The widespread campaign waged against President Recep Tayyip Erdoğan by Western media and editorials calling on the electorate not to vote for the AK Party that appeared in newspapers such as The Independent and The Economist were proven ineffective. It is obvious that they have no credibility in the eyes of the Turkish public. Turkey is not a society shut out from the world. Turkey, a young and dynamic country with a large, young, social media-savvy population, is not estranged from the world. The Western media is guilty of ideological blindness and bad journalism. Believing what Gülen Movement operatives and so-called White Turks, who are nothing but a narrow group of intellectuals estranged from much of the voting public, had to say about what is really going on in Turkey was the main cause behind their biased coverage leading up to Nov. 1. Western media outlets should stop confusing wishful thinking with analysis. The public closely follows what is being said about their country in the international arena. The one-sided and totally negative campaign waged against Turkey backfired. Those who tried to turn yesterday's elections into a vote of confidence on Erdoğan have seen what the public truly thinks.

Western media outlets also follow a narrative that is contrary to their governments' policies. Turkey is closely allied with the U.S. and most EU member states. At a time when the European media is openly hostile to Erdoğan, European leaders, including German Chancellor Angela Merkel, are lining up to discuss with him ways to improve cooperation on a range of issues. Europe needs Turkey's help to resolve many problems, including the refugee crisis. These media outlets are either totally oblivious to what is happening in the real world or they should direct their criticism at their own governments that are actively seeking Turkey's friendship. Turkey and the EU are trying to find ways to strengthen bilateral ties, and yesterday's results, which will allow a stable interlocutor in Ankara, will please many European capitals. A strong Turkish government will provide a stabilizing influence in the region.

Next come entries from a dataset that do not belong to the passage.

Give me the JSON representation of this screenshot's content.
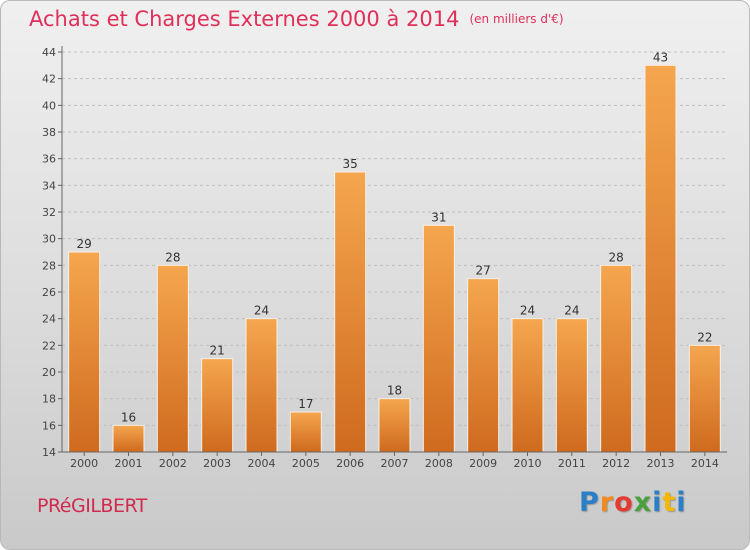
{
  "chart_data": {
    "type": "bar",
    "title": "Achats et Charges Externes 2000 à 2014",
    "subtitle": "(en milliers d'€)",
    "categories": [
      "2000",
      "2001",
      "2002",
      "2003",
      "2004",
      "2005",
      "2006",
      "2007",
      "2008",
      "2009",
      "2010",
      "2011",
      "2012",
      "2013",
      "2014"
    ],
    "values": [
      29,
      16,
      28,
      21,
      24,
      17,
      35,
      18,
      31,
      27,
      24,
      24,
      28,
      43,
      22
    ],
    "ylim": [
      14,
      44
    ],
    "yticks": [
      14,
      16,
      18,
      20,
      22,
      24,
      26,
      28,
      30,
      32,
      34,
      36,
      38,
      40,
      42,
      44
    ],
    "grid": true,
    "bar_color_top": "#f5a64e",
    "bar_color_bottom": "#cf6a1e"
  },
  "commune": "PRéGILBERT",
  "logo": {
    "letters": [
      "P",
      "r",
      "o",
      "x",
      "i",
      "t",
      "i"
    ],
    "colors": [
      "#2b7fc6",
      "#f08a1a",
      "#e63a2e",
      "#4aa23c",
      "#2b7fc6",
      "#f5b800",
      "#2b7fc6"
    ]
  }
}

While Daily Sabah is pleased that the HDP entered Parliament, the results should also provide a lesson to all opposition parties. The HDP's failure to distance itself from PKK terrorism, the MHP's intransigence after the June 7 elections and the CHP's failure to inspire the public were in evidence yesterday. Their failure to adequately provide a sound voice in opposition was the main reason why they were punished by the electorate. The responsibility for this defeat lies with their leadership, and HDP Co-Chair Selahattin Demirtaş, MHP Chairman Devlet Bahçeli and CHP Chairman Kemal Kılıçdaroğlu need to make way for a new and dynamic leadership that will bring much-needed vigor to the opposition in Turkey.